The engineers note that the browser engine in Firefox is also shared by the Thunderbird email client which could also be vulnerable to some of the same security flaws when encountering Javascript in emails.

Current users may have their updates already, thanks to the Firefox updating service. Check the ‘Help’ tab in your top of window menu for a selection that lets you ‘Install Downloaded Update Now…’. Or just let the update install itself automatically the next time you start up Firefox.

We’ve heard, recently, about shocking reverses of fortune in the consumer electronics sector — massive layoffs and restructuring by previously unassailable industry giants such as Sony and cell phone giants such as Motorola.

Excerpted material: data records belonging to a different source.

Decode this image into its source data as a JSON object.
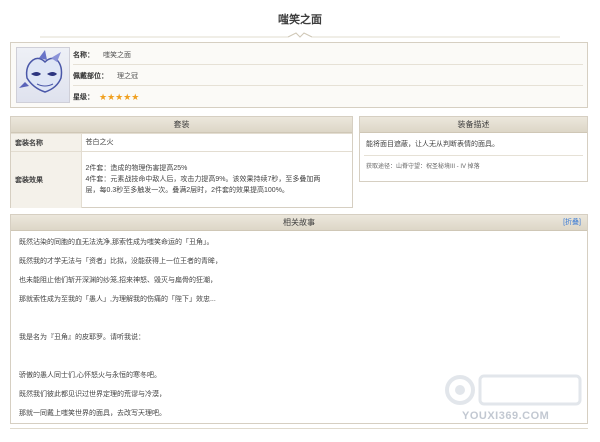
{
  "page": {
    "title": "嗤笑之面"
  },
  "item": {
    "name_label": "名称：",
    "name_value": "嗤笑之面",
    "slot_label": "佩戴部位：",
    "slot_value": "理之冠",
    "rarity_label": "星级：",
    "rarity_stars": "★★★★★",
    "rarity_count": 5,
    "star_color": "#f0a020"
  },
  "set_panel": {
    "title": "套装",
    "rows": [
      {
        "label": "套装名称",
        "lines": [
          "苍白之火"
        ]
      },
      {
        "label": "套装效果",
        "lines": [
          "2件套：造成的物理伤害提高25%",
          "4件套：元素战技命中敌人后，攻击力提高9%。该效果持续7秒，至多叠加两",
          "层，每0.3秒至多触发一次。叠满2层时，2件套的效果提高100%。"
        ]
      }
    ]
  },
  "desc_panel": {
    "title": "装备描述",
    "description": "能将面目遮蔽，让人无从判断表情的面具。",
    "source": "获取途径：山脊守望：祝圣秘境III - IV 掉落"
  },
  "story_panel": {
    "title": "相关故事",
    "fold_label": "[折叠]",
    "lines": [
      "既然沾染的同胞的血无法洗净,那索性成为嗤笑命运的「丑角」。",
      "既然我的才学无法与「资者」比拟，没能获得上一位王者的青眸，",
      "也未能阻止他们斩开深渊的纱笼,招来神怒、毁灭与扁骨的狂潮，",
      "那就索性成为至我的「愚人」,为理解我的伤痛的「陛下」效忠...",
      "",
      "我是名为『丑角』的皮耶罗。请听我说：",
      "",
      "骄傲的愚人同士们,心怀怒火与永恒的寒冬吧。",
      "既然我们彼此都见识过世界定理的荒谬与冷漠，",
      "那就一同戴上嗤笑世界的面具，去改写天理吧。"
    ]
  },
  "watermark": {
    "text": "YOUXI369.COM"
  },
  "colors": {
    "header_bg": "#e4ded1",
    "border": "#d6cfc2",
    "link": "#3a7bd5"
  }
}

But, now, the bad news is spreading to the computer industry, where economic think tank Gartner Group is predicting a huge decline in sales this year.

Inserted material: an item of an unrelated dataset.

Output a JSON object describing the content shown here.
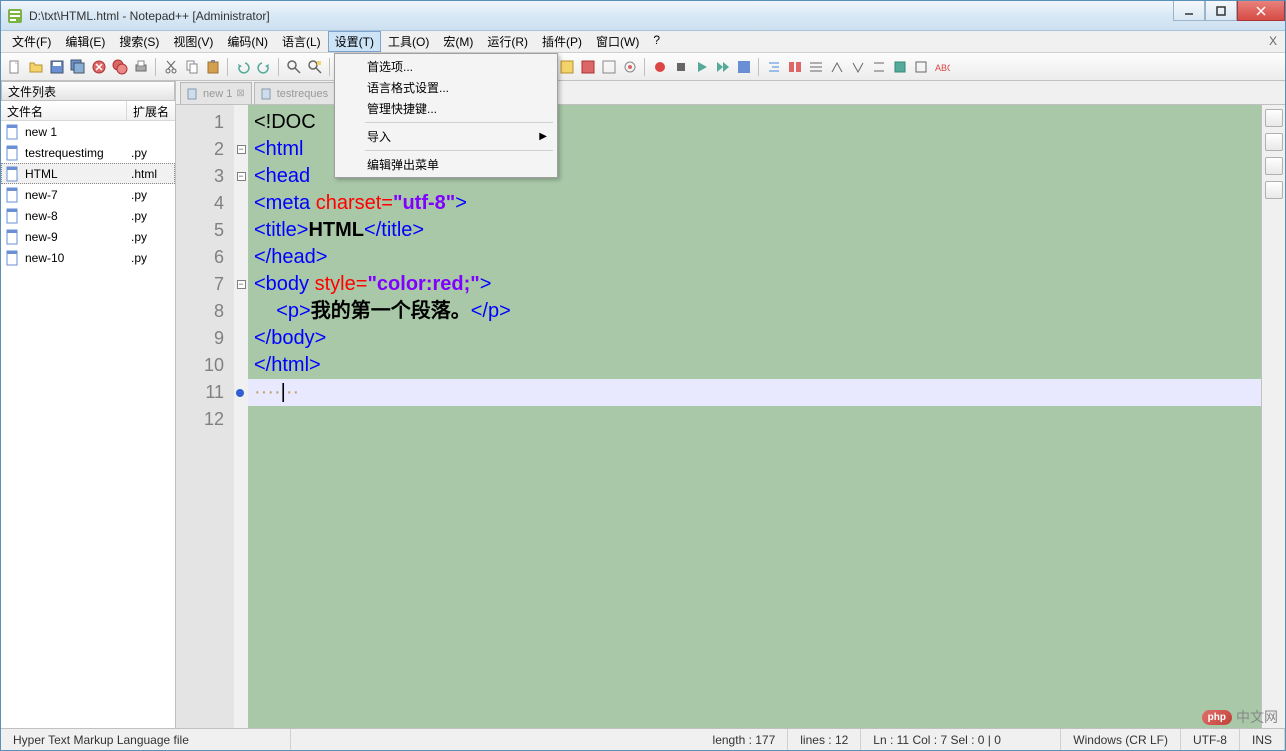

A recent Gartner report says worldwide personal computer sales can be expected to drop by 12 per cent this year, over last. It’s even more shocking compared to the annual increases in overall portable and desktop PC sales of at least ten per cent registered over each of the last three years.

“The PC industry is facing extraordinary conditions as the global economy continues to weaken, users stretch PC lifetimes and PC suppliers grow increasingly cautious,” Gartner Research Director George Shiffler said, in a statement.

On the bright side, the portable PC sector is expected to show modest gains — about nine per cent overall — perpetuating a trend away from desktops toward portables of all descriptions that began a couple of years ago.

One niche market which is expected to show phenomenal growth is so-called netbooks — mini mobile portables selling for under (US)$400. Sales of these stripped-down minis are expected to grow by as much as 80 per cent worldwide this year, largely because their affordable price will make them a viable alternative to pricier, full-featured notebooks.

Alas for the PC industry, netbooks are expected to make up a mere 8 per cent of overall worldwide personal computer sales this year.

You may have caught our recent exposé on Apple’s iPhone Apps store, the one in which a PinchMedia survey revealed that the vast majority of iPhone apps downloaded by users are abandoned within 24 hours of being installed.

In the interests of balanced journalism, we now present what some consider the most useful iPhone app yet devised: The Pizza Calculator, created by Jonah Burlingame, Dan Wassink and Tom Westerlund.

As the official Pizza Calculator Web site explains:

Pizza is a universally loved food. And we often order it for groups because it is such a crowd-pleaser. But few things get messier than trying to order pizzas for a group. Notice how many people shrink away from the placing the order – and who could blame them?

But with the Pizza Calculator on your iPhone or iPod Touch you will eagerly take on the task of determining who wants what toppings and how many pizzas to order? This handy application simply takes in each person’s desired toppings and calculates how many pizzas of which size and with what proportion of toppings need to be ordered.

The calculator lets you choose from 30 of the most popular toppings (i.e.- virtually all of the most popular toppings) and optimizes your order to ensure everyone on your guest list gets enough while minimizing leftovers.

But leftovers may not be a huge problem for some. I vividly  recall being told, by my family doctor, that it’s healthier to have a piece of leftover pizza for breakfast than it is to have cereal, toast and fruit. You need the protien and carbs with which pizza is loaded to fuel yourself optimally heading into the most active part of your day. Nope that she recommends just as strongly that you not include the beer or soda you might normally consume with pizza in your morning-after ‘encore’.